One needn’t resort to hypotheticals like the one described above. Two real examples of this are CoverSutra, an app for controlling iTunes which lives in your menu bar, and TapeDeck, an analog-styled audio recorder. The developers of these apps are small and independent. Both of these developers have been on the Mac for some time, and previously used serial numbers to authenticate copies of their software. Both companies promised free updates (of some kind) to their applications for users who registered. Both developers are now moving towards App Store exclusivity, with one key difference: Sophiestication Software is dropping support for non-App Store users, including those who previously purchased the software and were promised free upgrades up to (not including) version 3.0. SuperMegaUltraGroovy, while discontinuing sales TapeDeck outside of the App Store, are continuing to support users who have already purchased the software with the (promised) free updates in the 1.x line.

SuperMegaUltraGroovy’s track is the hard one. As a small developer with very limited resources, supporting two payment systems is twice the pain. Odds are high that this will cut into their development time somewhat, and will most likely cost them money in the short-term. But I (and obviously, they) think it’s the right thing to do.

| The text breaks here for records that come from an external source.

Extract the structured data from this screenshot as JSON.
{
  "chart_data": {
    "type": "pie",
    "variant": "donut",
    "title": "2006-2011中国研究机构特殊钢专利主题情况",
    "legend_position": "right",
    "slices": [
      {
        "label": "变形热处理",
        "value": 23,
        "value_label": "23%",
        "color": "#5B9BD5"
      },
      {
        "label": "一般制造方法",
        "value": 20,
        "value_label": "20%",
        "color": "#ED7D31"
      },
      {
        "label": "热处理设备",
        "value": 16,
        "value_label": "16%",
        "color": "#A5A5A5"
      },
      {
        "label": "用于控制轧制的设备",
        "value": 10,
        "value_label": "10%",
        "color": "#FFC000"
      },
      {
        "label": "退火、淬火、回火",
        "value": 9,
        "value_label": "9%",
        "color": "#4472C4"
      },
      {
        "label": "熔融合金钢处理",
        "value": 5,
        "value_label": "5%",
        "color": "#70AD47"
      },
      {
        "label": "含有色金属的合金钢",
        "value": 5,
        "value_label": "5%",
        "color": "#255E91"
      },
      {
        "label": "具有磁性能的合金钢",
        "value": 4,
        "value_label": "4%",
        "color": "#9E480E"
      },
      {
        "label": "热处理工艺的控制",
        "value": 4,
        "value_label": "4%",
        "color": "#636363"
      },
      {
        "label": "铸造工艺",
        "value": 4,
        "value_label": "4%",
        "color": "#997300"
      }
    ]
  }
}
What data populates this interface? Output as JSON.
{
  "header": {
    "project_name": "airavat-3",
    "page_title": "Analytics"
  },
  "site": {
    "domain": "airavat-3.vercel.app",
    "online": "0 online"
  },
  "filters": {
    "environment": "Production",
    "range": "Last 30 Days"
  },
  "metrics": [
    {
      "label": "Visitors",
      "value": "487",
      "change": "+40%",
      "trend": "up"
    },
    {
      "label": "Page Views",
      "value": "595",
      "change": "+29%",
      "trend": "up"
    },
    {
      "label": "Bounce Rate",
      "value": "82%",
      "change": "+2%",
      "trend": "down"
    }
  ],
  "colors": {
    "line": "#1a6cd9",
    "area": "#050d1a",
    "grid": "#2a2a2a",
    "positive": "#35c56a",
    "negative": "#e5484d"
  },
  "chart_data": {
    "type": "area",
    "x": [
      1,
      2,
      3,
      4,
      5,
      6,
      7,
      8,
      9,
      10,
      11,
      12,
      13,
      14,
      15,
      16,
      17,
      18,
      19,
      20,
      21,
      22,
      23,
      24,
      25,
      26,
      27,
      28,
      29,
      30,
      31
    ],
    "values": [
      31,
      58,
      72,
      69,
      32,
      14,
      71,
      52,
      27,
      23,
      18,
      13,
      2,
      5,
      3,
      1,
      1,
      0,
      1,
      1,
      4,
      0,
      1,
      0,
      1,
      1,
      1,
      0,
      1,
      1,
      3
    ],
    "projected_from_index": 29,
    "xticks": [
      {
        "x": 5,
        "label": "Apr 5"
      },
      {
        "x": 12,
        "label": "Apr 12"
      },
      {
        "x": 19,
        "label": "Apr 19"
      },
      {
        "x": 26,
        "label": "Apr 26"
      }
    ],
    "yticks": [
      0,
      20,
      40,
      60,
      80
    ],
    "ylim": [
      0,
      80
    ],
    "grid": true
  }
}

If the comments section of the blog post announcing CoverSutra’s exclusivity is any indication, their users feel the same way. Sophiestication promised purchasers of CoverSutra free updates until it hit version 3.0. Then, this week, version 2.5 was announced as an App Store exclusive application, cutting off those users who’d been promised the updates to 3.0. These users now feel cheated, and lied to. In their zeal to get CoverSutra out and on the App Store, Sophiestication has effectively fed a shark sandwich to the customers who got them there.

We won’t know for a long time if their respective strategies financially hurts or helps either of these companies. We do know that one company has customers angry and being left behind, one doesn’t, and people have a habit of not forgetting these sorts of things. When dealing with users of any kind of software or service, sentiment is king. And right now, the prevailing sentiments for TapeDeck and CoverSutra couldn’t be more different.


  • Luckily, Panic has no plans to do so, and I’m not surprised. Their checkout/serial/support service has always been best-in-class for the Mac, and they’ve obviously got their stuff pretty much down.